Qwen3-Coder-30B-A3B-Instruct

29 swesnow 10 7/31/2025, 2:44:01 PM huggingface.co ↗

Comments (10)

danielhanchen · 11h ago
I uploaded quantized and full precision GGUFs for local llama.cpp inference to https://huggingface.co/unsloth/Qwen3-Coder-30B-A3B-Instruct-.... Docs to run them: https://docs.unsloth.ai/basics/qwen3-coder-how-to-run-locall...

Also fixed tool calling for the 480B Coder https://docs.unsloth.ai/basics/qwen3-coder-how-to-run-locall... and made 1 million context ones as well.

matznerd · 10h ago
Love the work you're doing at Unsloth!
danielhanchen · 3h ago
Oh thank you! :)
incomingpain · 8h ago
Huge high five!
danielhanchen · 3h ago
:)
d_sc · 3h ago
Between this and models like exaone 4 32b reasoning is it possible to have a TUI setup similar to Claude code?
matznerd · 10h ago
If you're on Mac you can download LM Studio and get the MLX version (edit - links below). I am running it on 64 gb M1 and it takes about ~30 gb ram. I've been on the hunt for a local orchestrator model that interprets input with speech to text (STT) from WhisperX, then can decide what to do. I have only been running it for a day, but it may be overkill for my setup.

For simple tasks it can quickly respond and then understand to use MCP servers for tasks and other things, but offloading all the heavy lifting to claude code via sdk and cli, then bringing the results back in a summary or with clarifying questions as text to speech (TTS). I'm playing with Kyutai TTs b/c have great models that sound real and can do conversational streaming with VAD (though my mbp is too slow with it for now but see https://unmute.sh/ for demo).

I am looking for an orchestrator model that runs on 10-15 gb of ram and can do really good tool calling and model routing.
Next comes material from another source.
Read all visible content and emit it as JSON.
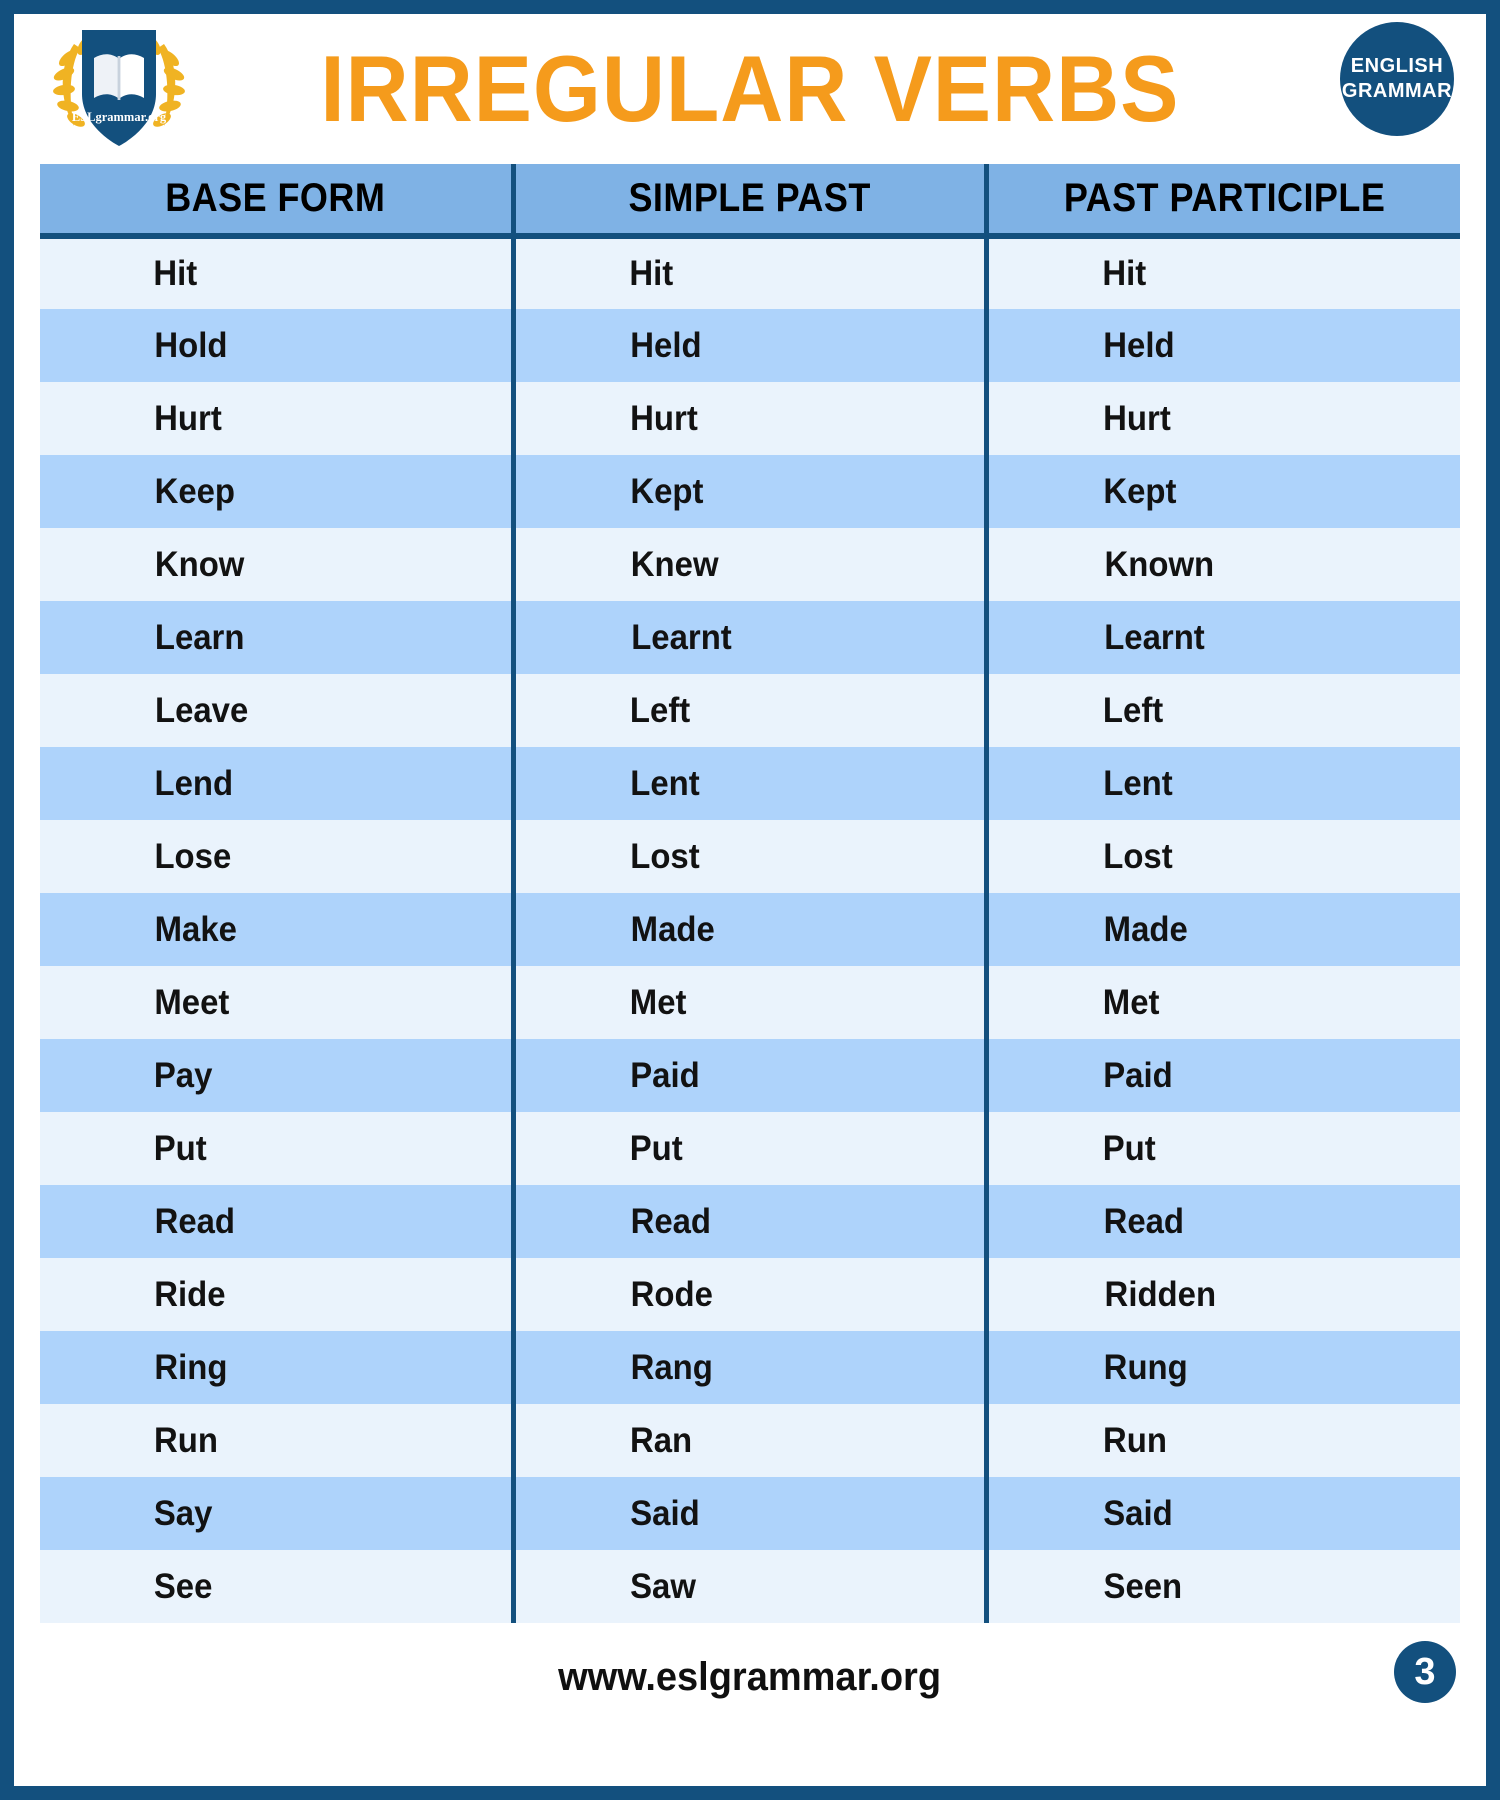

I'm will likely move to something even smaller designed specifically for this, like Jan Nano and then spin up an intermediate model like Qwen if needed, or try a smaller Qwen. https://github.com/menloresearch/jan?tab=readme-ov-file

Ultimately, I want something that can see my screen and know what is going on and have full context and be live, so I was excited about Gemma 3N multi-modal, but its not really available yet fully with vision at least for MLX. https://deepmind.google/models/gemma/gemma-3n/

Next 6 months in this area is going to be pretty wild though.

edit: Fixed links below, thanks

https://huggingface.co/lmstudio-community/Qwen3-Coder-30B-A3... https://huggingface.co/mlx-community/Qwen3-Coder-30B-A3B-Ins...

DarmokJalad1701 · 9h ago
bijant · 11h ago
Trying this out for the last few minutes feels like how Unix-Admins must have felt when they first used Linux. Sure, it's still a bit rough around the edges but you instantly realize that it's just a question of time before its "game over" for all commercial Unix vendors.
incomingpain · 8h ago
Trying this out.

Qwen Code just straight up fails to use it. Fails to use tools and crashes it. I dunno.

Aider was a huge waste of time.

Openhands is working really well but occasional:

Parameter 'command=str_replace</parameter' is not allowed for function 'str_replace_editor'. Allowed parameters: {'view_range', 'path', 'command', 'o│ │ld_str', 'insert_line', 'file_text', 'new_str'}

Jury is still out on whether this is better than Devstral.